The Canadian government says it will spend $3.16 billion to plant two billion trees over the next ten years.
Natural Resources Minister Seamus O’Regan made the funding announcement Monday at a tree nursery in St. John’s, saying the project will help Canada achieve its goal of net-zero greenhouse gas emissions by 2050.
“There is no path to net-zero carbon emissions that doesn't involve our forests,” O’Regan told reporters. “Trees increase our community's long-term resilience to climate change. They reduce the likelihood of flooding and the risk of wildland fires.“
O’Regan said the project is “an endeavour of unprecedented scale and size” and that the planted trees will cover an area roughly twice the size of Prince Edward Island. It will also create 4,300 “good jobs,” he said.
Prime Minister Justin Trudeau promised during the 2019 election campaign his government would plant two billion trees over a decade. The Liberals' pledge is on top of the roughly 600 million trees that are already planted each year in Canada.
As of November 2020, the program hadn’t yet been funded and no trees had been planted. During Monday’s announcement, O’Regan said the delay was the result of a complicated planning process and the COVID-19 pandemic.

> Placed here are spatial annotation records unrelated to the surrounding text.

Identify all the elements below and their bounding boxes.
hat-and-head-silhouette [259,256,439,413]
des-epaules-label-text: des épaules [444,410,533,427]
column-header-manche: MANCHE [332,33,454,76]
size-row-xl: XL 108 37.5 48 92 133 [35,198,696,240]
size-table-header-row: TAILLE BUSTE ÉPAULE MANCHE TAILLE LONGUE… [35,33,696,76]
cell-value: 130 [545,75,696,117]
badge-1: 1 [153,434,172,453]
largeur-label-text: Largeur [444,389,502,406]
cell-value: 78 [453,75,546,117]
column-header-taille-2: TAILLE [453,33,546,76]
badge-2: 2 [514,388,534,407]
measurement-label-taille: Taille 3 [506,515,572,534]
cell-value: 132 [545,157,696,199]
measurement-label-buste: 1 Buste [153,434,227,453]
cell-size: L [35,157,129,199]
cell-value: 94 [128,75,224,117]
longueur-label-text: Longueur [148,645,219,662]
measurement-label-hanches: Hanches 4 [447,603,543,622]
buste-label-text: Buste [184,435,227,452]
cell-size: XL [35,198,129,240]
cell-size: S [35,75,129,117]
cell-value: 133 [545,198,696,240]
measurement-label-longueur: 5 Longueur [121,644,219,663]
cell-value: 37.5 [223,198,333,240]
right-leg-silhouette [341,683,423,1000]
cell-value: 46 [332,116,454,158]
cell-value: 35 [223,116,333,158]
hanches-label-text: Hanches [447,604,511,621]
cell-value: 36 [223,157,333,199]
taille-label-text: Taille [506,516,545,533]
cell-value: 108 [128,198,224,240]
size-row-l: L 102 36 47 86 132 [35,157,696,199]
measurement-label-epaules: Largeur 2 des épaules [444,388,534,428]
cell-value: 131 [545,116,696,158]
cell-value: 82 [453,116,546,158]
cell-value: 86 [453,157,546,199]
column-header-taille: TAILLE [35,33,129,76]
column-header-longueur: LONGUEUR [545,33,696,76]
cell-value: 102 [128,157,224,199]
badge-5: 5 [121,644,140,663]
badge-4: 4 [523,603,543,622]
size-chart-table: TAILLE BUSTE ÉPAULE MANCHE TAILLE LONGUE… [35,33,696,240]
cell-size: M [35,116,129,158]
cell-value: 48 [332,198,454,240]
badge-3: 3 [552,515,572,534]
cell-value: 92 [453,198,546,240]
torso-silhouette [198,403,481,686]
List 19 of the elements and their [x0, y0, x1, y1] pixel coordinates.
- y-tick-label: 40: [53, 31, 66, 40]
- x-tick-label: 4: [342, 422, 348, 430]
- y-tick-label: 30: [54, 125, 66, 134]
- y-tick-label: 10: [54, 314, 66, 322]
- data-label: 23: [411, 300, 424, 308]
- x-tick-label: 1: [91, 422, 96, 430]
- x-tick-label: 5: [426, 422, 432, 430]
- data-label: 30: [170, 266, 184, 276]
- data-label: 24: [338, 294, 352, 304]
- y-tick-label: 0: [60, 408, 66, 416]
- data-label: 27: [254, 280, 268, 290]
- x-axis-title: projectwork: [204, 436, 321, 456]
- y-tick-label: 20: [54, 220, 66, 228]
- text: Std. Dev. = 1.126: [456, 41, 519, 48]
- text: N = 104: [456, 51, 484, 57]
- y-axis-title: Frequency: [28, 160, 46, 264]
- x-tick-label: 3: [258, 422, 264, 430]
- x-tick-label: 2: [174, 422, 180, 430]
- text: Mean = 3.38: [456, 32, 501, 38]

He added, however, Ottawa gave small and medium-sized tree-planting businesses $30 million to help them through the health crisis, resulting in the planting of 600 million trees. O'Regan said the government-funded, two-billion tree-planting spree will begin in the spring.
O’Regan was asked by reporters how his government's tree-planting project and its net-zero emissions goal fit with its recent decision to award hundreds of millions of dollars to the province's oil and gas industry. The minister said the two projects fit "perfectly."
“With increased forest cover, you will see greater absorption, sequestration, capture of (carbon dioxide),” he said.
Later Monday, Conservative environment and climate change critic Dan Albas took to Twitter to criticize the Liberals' plan. He said because of the delay, the government has nine years left to meet the goal it set in 2019 and plant about 222 million trees a year.
Albas said Monday's commitment was little more than a "re-announcement of information and a statement full of vague talking points."